Institute of Public Administration
- Motto: Building Capability in Ireland's Public Service
- Type: Public
- Established: 1957
- Affiliations: NUI (1982-2011;2018-present) University College Dublin (2011-2018)
- Chairperson: George Burke
- President: Martin O'Halloran
- Vice-president: John Callinan Ray Dolan Dr Attracta Halpin
- Director: Helen Brophy
- Location: Dublin, Ireland 53°20′01″N 6°13′48″W﻿ / ﻿53.3336°N 6.2299°W
- Campus: urban;
- Website: http://www.ipa.ie

= Institute of Public Administration (Ireland) =

The Institute of Public Administration (The IPA; An Foras Riaracháin) is an Irish institute for Public Service education.
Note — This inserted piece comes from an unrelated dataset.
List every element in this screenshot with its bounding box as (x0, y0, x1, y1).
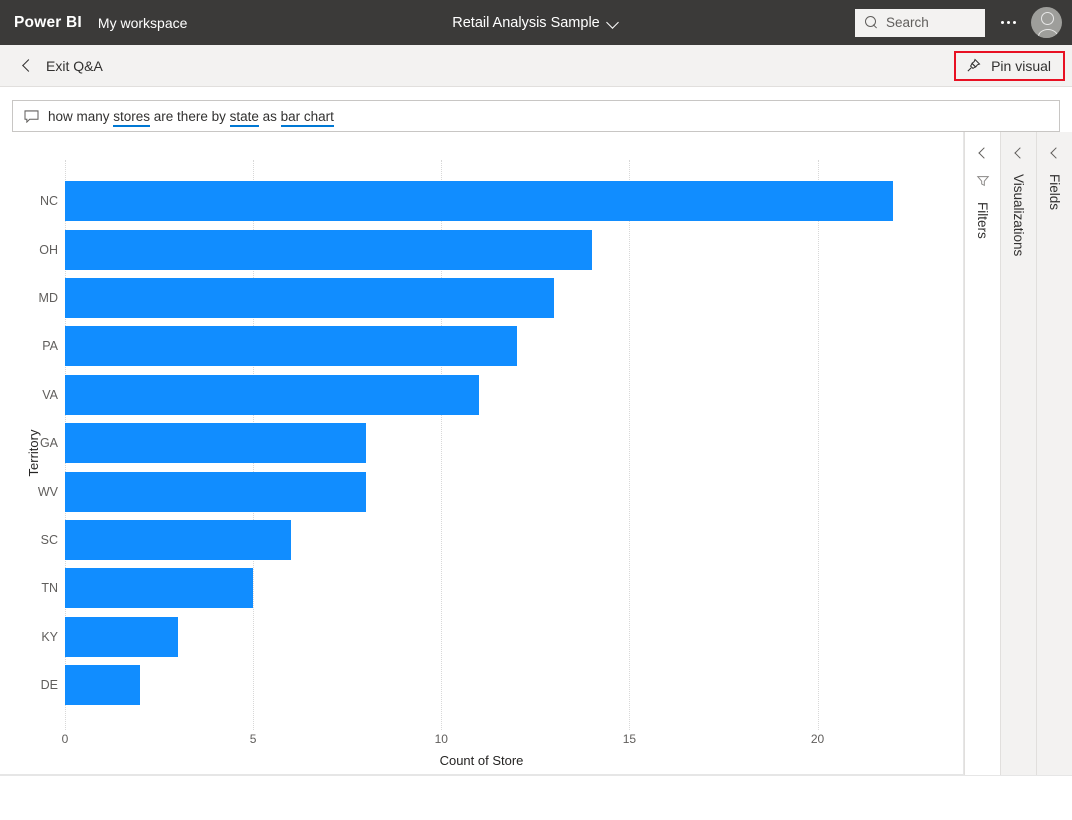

It is a recognised college of the National University of Ireland and works closely with the Department of Public Expenditure, Infrastructure, Public Service Reform and Digitalisation.

The institute's education, learning and development services are delivered through four key areas: the Whitaker School of Government and Management, Senior Public Service (SPS), OneLearning and Professional Development. The IPA's latest five-year strategy is entitled A New Era of Learning: Strategy 2022–2027. It is currently directed by Helen Brophy.

The institute was founded in 1957 at a meeting in Newman House where Tom Barrington became the first director and John Leydon its first president.